Where does it hide from our nightly cries?
He spares our necks when we prey his sword is fit,
And when we reach for sunshine, the sun itself dies,

He sat to his wooden old desk in light so dim,
He picked up his pen and rested his tensed chin
His elbow resting on spots of ink that turned grim,
Night is carving into the metal of his mind,
And paleness of his skin.
He gazed outward to the world and inside
Into his own land of robot-shaped dreams
And in his eagle heart, even in a desert's tide
He's quick to fly, and rare to return,
He'd be mad to ever return willingly to screams.
He watched a distant imaginary fire burn,
And with it his soul caught the light,
A true poet his soul can be when forced to yearn,
And like every other poet it's never clear,
Until a pen ignites the letters strong and bright.
So he kisses his pen and rolls his tear,
He waves his heart and catches every sign
Of life, strolling thought, stray dream, raging fear,
And it pulls him from ocean to sky to land ever so silently,
He writes a line following it down by another line.
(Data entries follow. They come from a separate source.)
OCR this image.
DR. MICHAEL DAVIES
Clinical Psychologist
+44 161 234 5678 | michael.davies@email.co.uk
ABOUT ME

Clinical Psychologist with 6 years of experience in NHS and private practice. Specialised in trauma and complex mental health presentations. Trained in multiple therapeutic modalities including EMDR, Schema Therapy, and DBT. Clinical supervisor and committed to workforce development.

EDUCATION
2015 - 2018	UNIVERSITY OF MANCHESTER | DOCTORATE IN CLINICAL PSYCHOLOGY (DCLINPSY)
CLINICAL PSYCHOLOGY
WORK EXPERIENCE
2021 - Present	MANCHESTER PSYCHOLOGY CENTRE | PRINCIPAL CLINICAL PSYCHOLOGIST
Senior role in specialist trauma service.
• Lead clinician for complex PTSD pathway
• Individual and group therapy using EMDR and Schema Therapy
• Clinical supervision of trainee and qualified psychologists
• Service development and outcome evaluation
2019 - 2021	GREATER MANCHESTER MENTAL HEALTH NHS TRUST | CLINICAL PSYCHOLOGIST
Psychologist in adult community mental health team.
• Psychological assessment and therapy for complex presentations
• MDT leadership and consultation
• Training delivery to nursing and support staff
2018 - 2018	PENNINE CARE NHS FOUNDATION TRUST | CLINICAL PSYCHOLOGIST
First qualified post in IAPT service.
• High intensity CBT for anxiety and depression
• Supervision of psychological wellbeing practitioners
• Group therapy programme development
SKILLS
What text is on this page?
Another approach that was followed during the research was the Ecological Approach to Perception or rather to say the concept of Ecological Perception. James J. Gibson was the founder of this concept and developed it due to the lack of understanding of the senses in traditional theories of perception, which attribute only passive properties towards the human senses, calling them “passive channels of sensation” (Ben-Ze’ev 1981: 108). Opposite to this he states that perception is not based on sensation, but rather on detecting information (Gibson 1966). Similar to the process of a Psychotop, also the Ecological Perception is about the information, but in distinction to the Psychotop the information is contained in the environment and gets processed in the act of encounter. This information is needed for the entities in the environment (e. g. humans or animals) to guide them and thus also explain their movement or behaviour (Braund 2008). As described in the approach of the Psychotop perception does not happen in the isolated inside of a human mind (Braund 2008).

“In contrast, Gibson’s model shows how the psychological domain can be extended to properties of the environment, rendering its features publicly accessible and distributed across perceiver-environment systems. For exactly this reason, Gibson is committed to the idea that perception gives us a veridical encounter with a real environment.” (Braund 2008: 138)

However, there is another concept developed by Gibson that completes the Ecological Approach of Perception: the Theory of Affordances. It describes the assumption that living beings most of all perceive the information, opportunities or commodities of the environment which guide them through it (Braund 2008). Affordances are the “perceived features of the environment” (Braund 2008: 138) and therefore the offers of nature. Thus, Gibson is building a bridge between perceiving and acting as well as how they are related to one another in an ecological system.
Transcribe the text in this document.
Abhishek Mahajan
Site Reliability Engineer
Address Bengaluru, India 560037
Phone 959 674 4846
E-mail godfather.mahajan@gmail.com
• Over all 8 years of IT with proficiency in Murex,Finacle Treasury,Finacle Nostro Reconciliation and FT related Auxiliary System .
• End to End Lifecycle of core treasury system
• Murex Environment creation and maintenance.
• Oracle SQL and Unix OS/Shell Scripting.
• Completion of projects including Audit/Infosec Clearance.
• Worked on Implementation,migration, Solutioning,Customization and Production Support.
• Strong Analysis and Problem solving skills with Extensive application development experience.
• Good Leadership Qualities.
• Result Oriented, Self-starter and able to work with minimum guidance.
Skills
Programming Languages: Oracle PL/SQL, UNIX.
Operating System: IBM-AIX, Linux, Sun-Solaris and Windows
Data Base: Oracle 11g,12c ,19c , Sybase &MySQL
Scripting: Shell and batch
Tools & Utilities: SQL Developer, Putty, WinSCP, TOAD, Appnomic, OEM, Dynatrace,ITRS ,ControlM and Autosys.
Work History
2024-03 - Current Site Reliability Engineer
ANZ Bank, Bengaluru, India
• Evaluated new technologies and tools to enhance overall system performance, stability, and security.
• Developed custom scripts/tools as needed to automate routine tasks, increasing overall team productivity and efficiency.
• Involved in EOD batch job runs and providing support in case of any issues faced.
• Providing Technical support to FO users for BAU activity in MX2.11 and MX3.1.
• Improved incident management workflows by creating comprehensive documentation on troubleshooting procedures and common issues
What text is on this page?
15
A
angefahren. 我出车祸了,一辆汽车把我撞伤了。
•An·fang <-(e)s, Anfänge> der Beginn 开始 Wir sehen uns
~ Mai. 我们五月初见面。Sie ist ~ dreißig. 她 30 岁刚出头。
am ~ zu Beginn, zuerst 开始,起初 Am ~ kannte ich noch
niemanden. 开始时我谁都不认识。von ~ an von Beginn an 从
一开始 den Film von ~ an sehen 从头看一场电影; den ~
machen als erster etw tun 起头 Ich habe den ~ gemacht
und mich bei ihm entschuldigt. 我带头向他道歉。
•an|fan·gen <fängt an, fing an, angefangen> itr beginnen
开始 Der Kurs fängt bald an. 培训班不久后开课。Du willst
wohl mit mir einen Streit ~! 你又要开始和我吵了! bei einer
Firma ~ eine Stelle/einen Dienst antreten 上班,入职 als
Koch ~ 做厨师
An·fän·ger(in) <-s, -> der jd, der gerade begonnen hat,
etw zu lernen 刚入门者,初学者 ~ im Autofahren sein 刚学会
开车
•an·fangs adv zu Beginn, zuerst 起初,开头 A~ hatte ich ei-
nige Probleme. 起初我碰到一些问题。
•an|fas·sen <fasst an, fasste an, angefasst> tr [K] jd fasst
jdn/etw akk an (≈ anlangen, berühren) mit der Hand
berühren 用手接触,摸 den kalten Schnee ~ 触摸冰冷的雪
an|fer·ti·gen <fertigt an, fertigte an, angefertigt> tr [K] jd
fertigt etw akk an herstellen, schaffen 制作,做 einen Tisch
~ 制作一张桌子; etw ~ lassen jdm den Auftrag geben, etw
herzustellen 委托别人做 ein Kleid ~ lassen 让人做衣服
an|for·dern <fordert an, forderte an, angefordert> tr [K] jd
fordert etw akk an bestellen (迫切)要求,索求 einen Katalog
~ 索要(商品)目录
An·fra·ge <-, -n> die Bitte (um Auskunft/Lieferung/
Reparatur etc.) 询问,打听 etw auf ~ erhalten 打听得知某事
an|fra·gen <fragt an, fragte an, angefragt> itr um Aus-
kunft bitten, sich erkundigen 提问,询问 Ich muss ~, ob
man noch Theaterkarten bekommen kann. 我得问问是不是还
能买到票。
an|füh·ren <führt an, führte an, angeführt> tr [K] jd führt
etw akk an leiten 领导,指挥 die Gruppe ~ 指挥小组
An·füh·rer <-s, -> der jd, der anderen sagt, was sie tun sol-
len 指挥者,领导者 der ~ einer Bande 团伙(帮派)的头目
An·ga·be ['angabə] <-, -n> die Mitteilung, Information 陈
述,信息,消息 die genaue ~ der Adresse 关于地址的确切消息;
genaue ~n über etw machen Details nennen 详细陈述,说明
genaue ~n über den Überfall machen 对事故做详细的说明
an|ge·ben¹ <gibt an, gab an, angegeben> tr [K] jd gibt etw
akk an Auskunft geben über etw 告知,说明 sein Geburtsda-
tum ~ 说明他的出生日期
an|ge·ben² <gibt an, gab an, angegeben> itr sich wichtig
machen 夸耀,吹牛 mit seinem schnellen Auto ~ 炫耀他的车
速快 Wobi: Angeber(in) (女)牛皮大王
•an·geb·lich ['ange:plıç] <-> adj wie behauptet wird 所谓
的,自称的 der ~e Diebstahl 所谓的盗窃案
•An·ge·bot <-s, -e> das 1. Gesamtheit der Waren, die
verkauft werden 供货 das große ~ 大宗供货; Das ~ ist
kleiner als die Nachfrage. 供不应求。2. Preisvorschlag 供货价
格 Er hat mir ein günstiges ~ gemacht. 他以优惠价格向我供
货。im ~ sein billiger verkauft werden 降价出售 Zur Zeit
They flow down his throat until he's drunk, an army violently
Reaches for a piece of his racing mind,
And he strangles it by the ink defacing white naturally,
It holds his soul up, above, higher,
So he can never see what he's left behind.
He always wins the race and the soldiers retire,
His chin relaxes and his pen relaxes,
And the paper will forever endure his poetry's fire,
The trees outside his window howl one last time,
And then they too succumb to his axes.
So he seals the end of his victorious rhyme,
On the envelope he writes a name,
And though to actually open it would be sublime,
The name on the envelope was never mine,
And if it were, nothing would ever be the same.

Where is death when you need it?
Where does it hide from our nightly cries?
I loved a poet but whatever his hands writ,
Was everyone else's, it never once my love implies.